Chickpeas Hold in a Narrow Band as Imports Stay Costly, Stocks Heavy
Chickpeas prices soften slightly on slow demand but stay range-bound as costly imports and falling arrivals offset pressure from large government stocks.
Prices
Physical chana in Delhi has slipped modestly, reflecting slow trading activity and a generally quiet pulses complex. The roughly ₹50 per quintal week-on-week decline to around ₹5,950 per quintal indicates only mild selling pressure rather than a sharp break.
Chana dal values have followed the soft tone, trading near ₹6,800–7,200 per quintal as millers refrain from aggressive coverage. The weakness is incremental, consistent with a market consolidating after a larger harvest and awaiting clearer demand signals.
Indicative Australian-origin import offers around USD 590–597 per tonne C&F for nearby shipment translate roughly to EUR 0.54–0.55 per kg, with November–December parcels near EUR 0.57 per kg, confirming imported chana as relatively expensive versus local market replacement.
Supply & Demand
Domestic chickpea production is higher this season, exerting structural downward pressure on prices. However, arrivals into key producing mandis are now declining, gradually tightening spot availability and helping to stabilize values after the recent easing.
Port inventories are also reported to be falling, and the current import parity is poor due to elevated Australian C&F offers. This combination limits opportunistic import flows and reduces competition for domestic producers, effectively putting a floor under local chana prices despite the larger harvest.
On the demand side, dal mill offtake is described as steady but not aggressive. Buyers appear comfortable with working inventories, preferring short-term coverage amid the expectation that prices will stay confined to a relatively narrow band rather than move sharply in either direction.
Fundamentals & Policy Overhang
The key balancing factor for the market is the government’s large chana stockpile. These reserves can be deployed via open market operations or welfare schemes, effectively capping upside if prices attempt a sustained rally. This policy overhang encourages a cautious approach among traders and limits speculative length.
At the same time, the limited availability of competitively priced imports and declining mandi arrivals mean that the downside is also constrained. Market participants generally see more risk in sharp intraday swings than in a major trend reversal, reinforcing the perception of a range-bound, mean-reverting environment for the near term.
Weather & Crop Outlook
In the key Indian growing regions, chickpeas are largely past the most weather-sensitive stages, so near-term price movements are being driven more by pipeline stocks and policy than by fresh crop risk. Weather developments will matter more for planting expectations and the next cycle rather than for immediate supplies.

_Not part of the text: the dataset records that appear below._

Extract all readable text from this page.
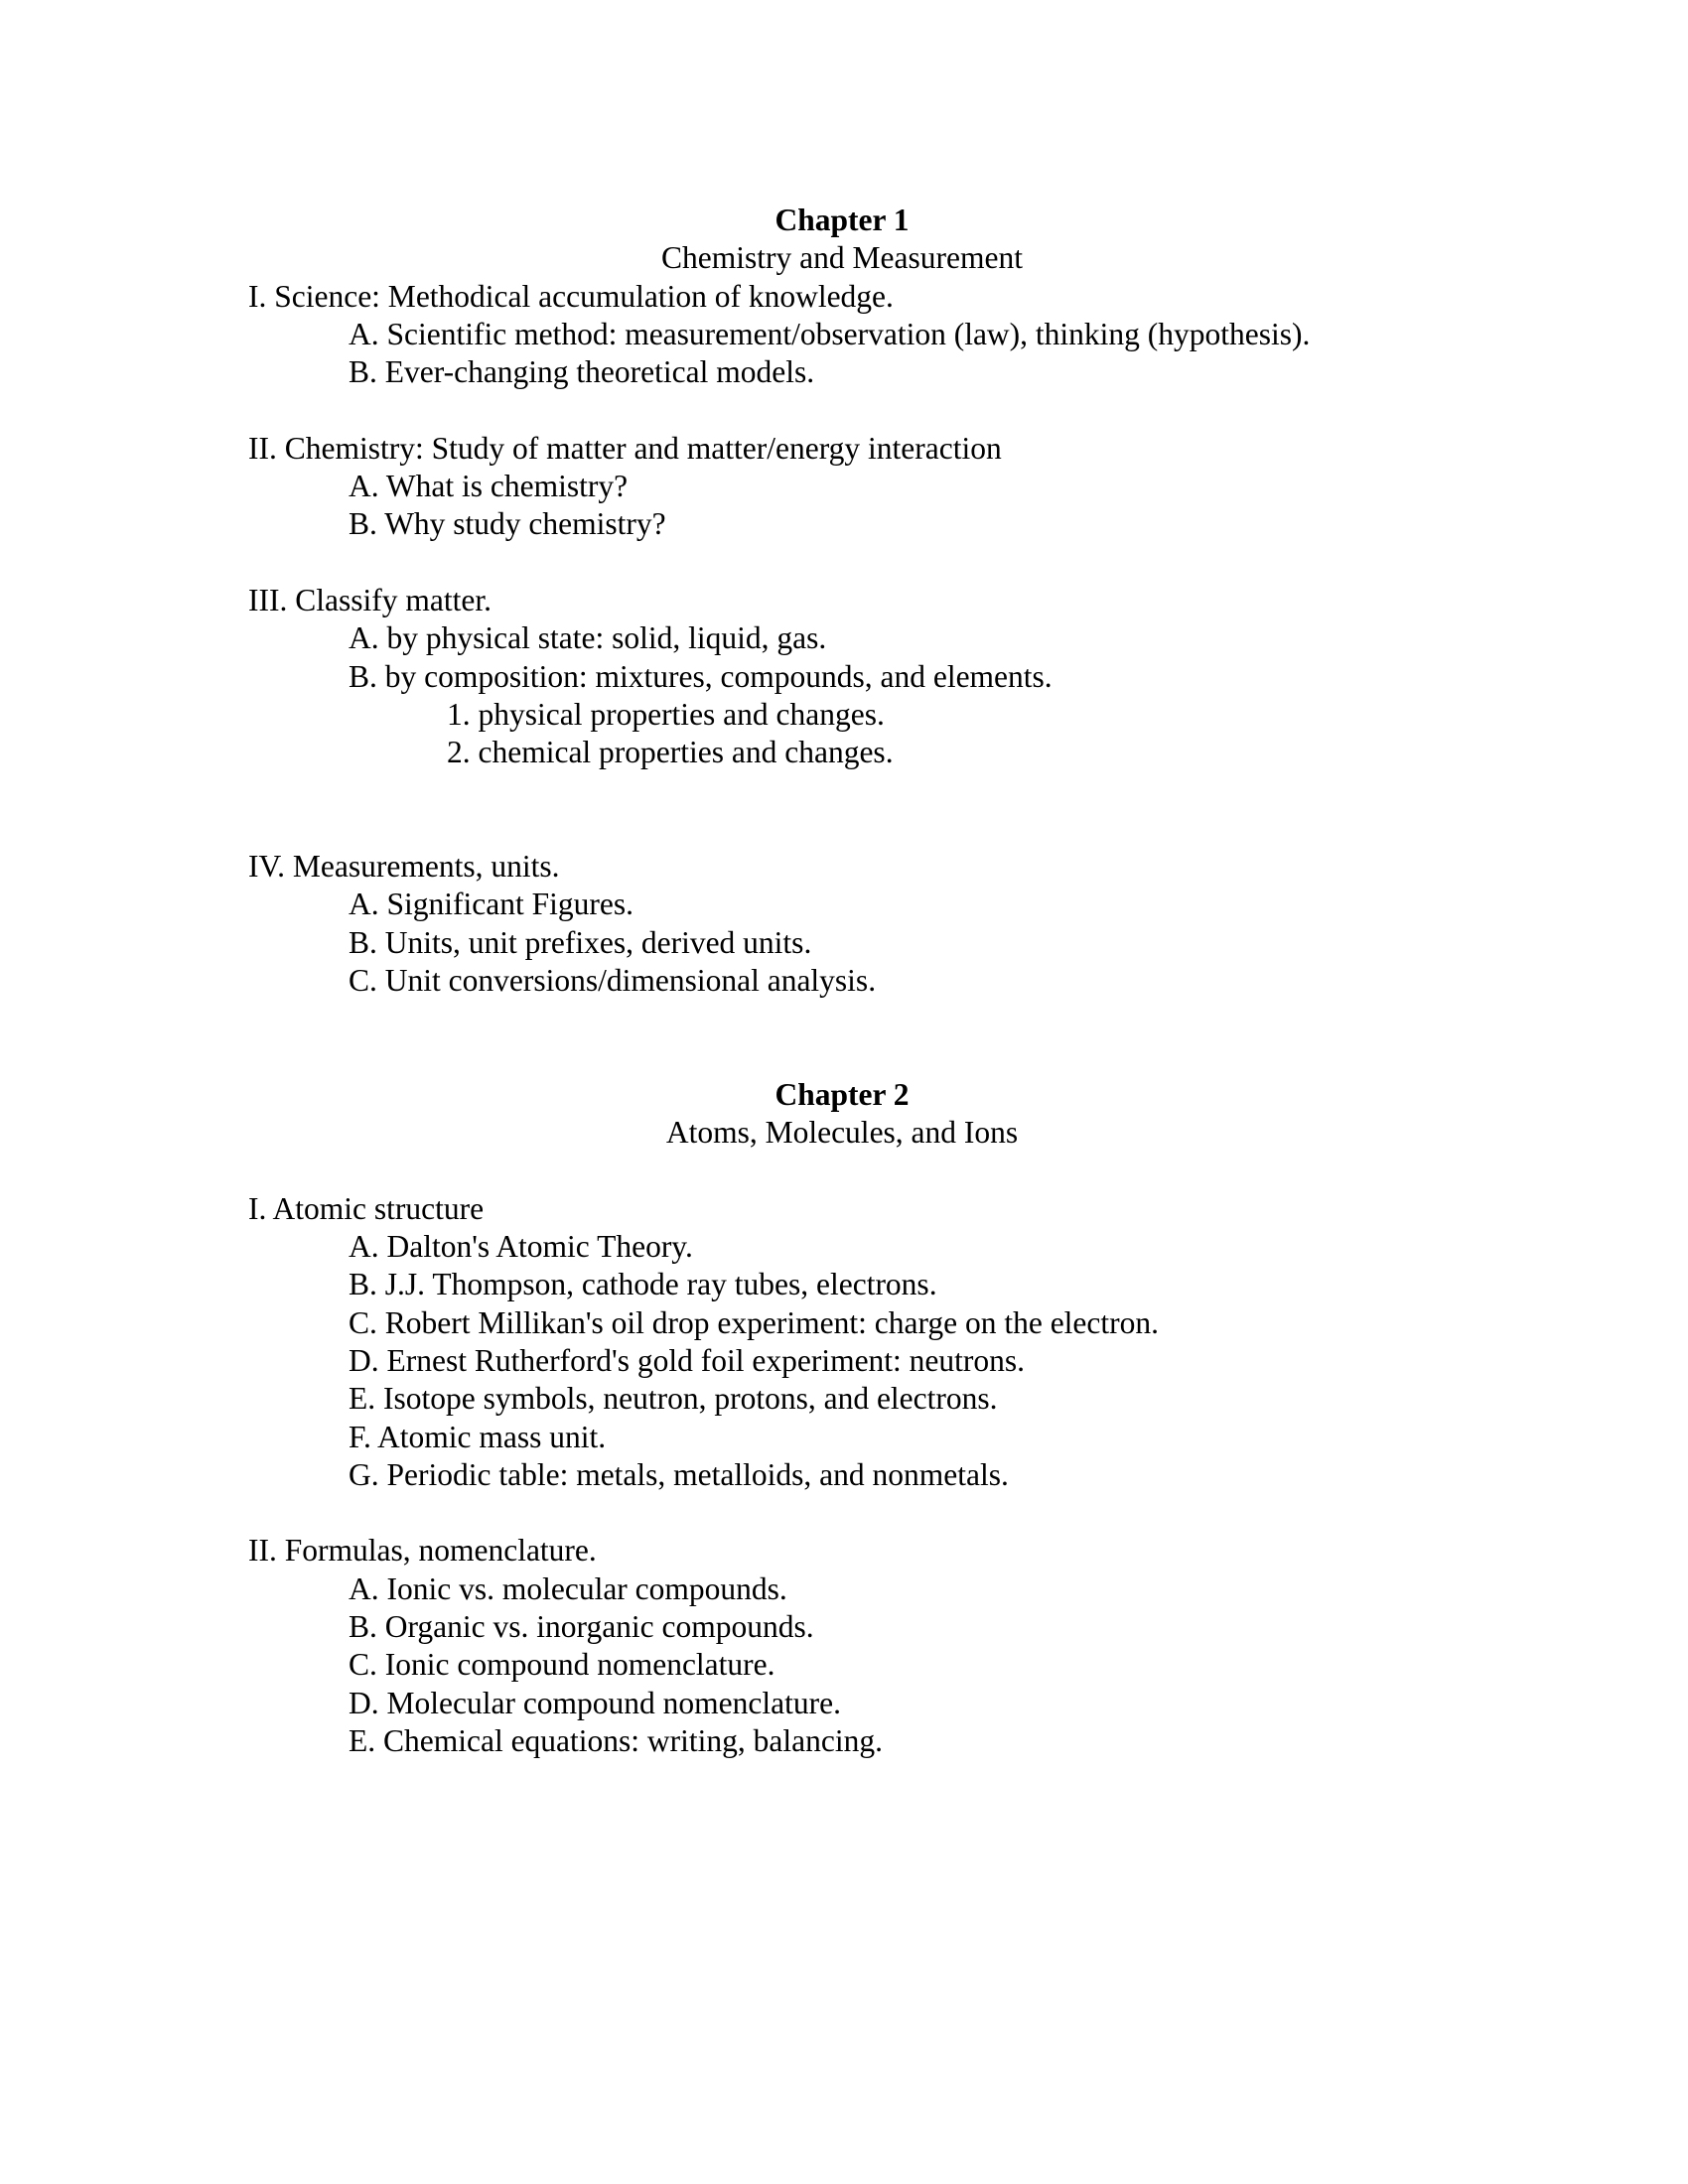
Chapter 1
Chemistry and Measurement
I. Science: Methodical accumulation of knowledge.
A. Scientific method: measurement/observation (law), thinking (hypothesis).
B. Ever-changing theoretical models.
II. Chemistry: Study of matter and matter/energy interaction
A. What is chemistry?
B. Why study chemistry?
III. Classify matter.
A. by physical state: solid, liquid, gas.
B. by composition: mixtures, compounds, and elements.
1. physical properties and changes.
2. chemical properties and changes.
IV. Measurements, units.
A. Significant Figures.
B. Units, unit prefixes, derived units.
C. Unit conversions/dimensional analysis.
Chapter 2
Atoms, Molecules, and Ions
I. Atomic structure
A. Dalton's Atomic Theory.
B. J.J. Thompson, cathode ray tubes, electrons.
C. Robert Millikan's oil drop experiment: charge on the electron.
D. Ernest Rutherford's gold foil experiment: neutrons.
E. Isotope symbols, neutron, protons, and electrons.
F. Atomic mass unit.
G. Periodic table: metals, metalloids, and nonmetals.
II. Formulas, nomenclature.
A. Ionic vs. molecular compounds.
B. Organic vs. inorganic compounds.
C. Ionic compound nomenclature.
D. Molecular compound nomenclature.
E. Chemical equations: writing, balancing.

Australian weather will be watched for the upcoming season given its role in global chana exports. Any emerging production risk there could maintain or even widen the premium on Australian-origin offers, further supporting the floor under Indian domestic prices.
Short-Term Outlook & Trading Ideas
- Price direction (1–3 weeks): Sideways to slightly soft, with further downside seen as limited given weaker arrivals and tight import availability.
- For importers: Avoid heavy forward commitments in Australian-origin chana at current C&F levels unless backed by end-user demand, as domestic Indian supply remains more competitive.
- For millers: Maintain moderate pipeline coverage rather than chasing lower prices; government stock overhang caps upside but tight imported supply argues against waiting for a deep correction.
- For traders: Focus on range trading strategies, selling near recent highs and covering on modest dips, while closely monitoring any government stock releases that could shift sentiment.
3-Day Indicative Direction (EUR-based)
- India (New Delhi, FOB): Chickpeas likely to trade within a tight band around 0.85–0.95 EUR/kg, with limited downside from current levels.
- Australia (C&F to South Asia, implied EUR/kg): Offers expected to stay firm near 0.54–0.57 EUR/kg equivalent, maintaining a premium over Indian origin.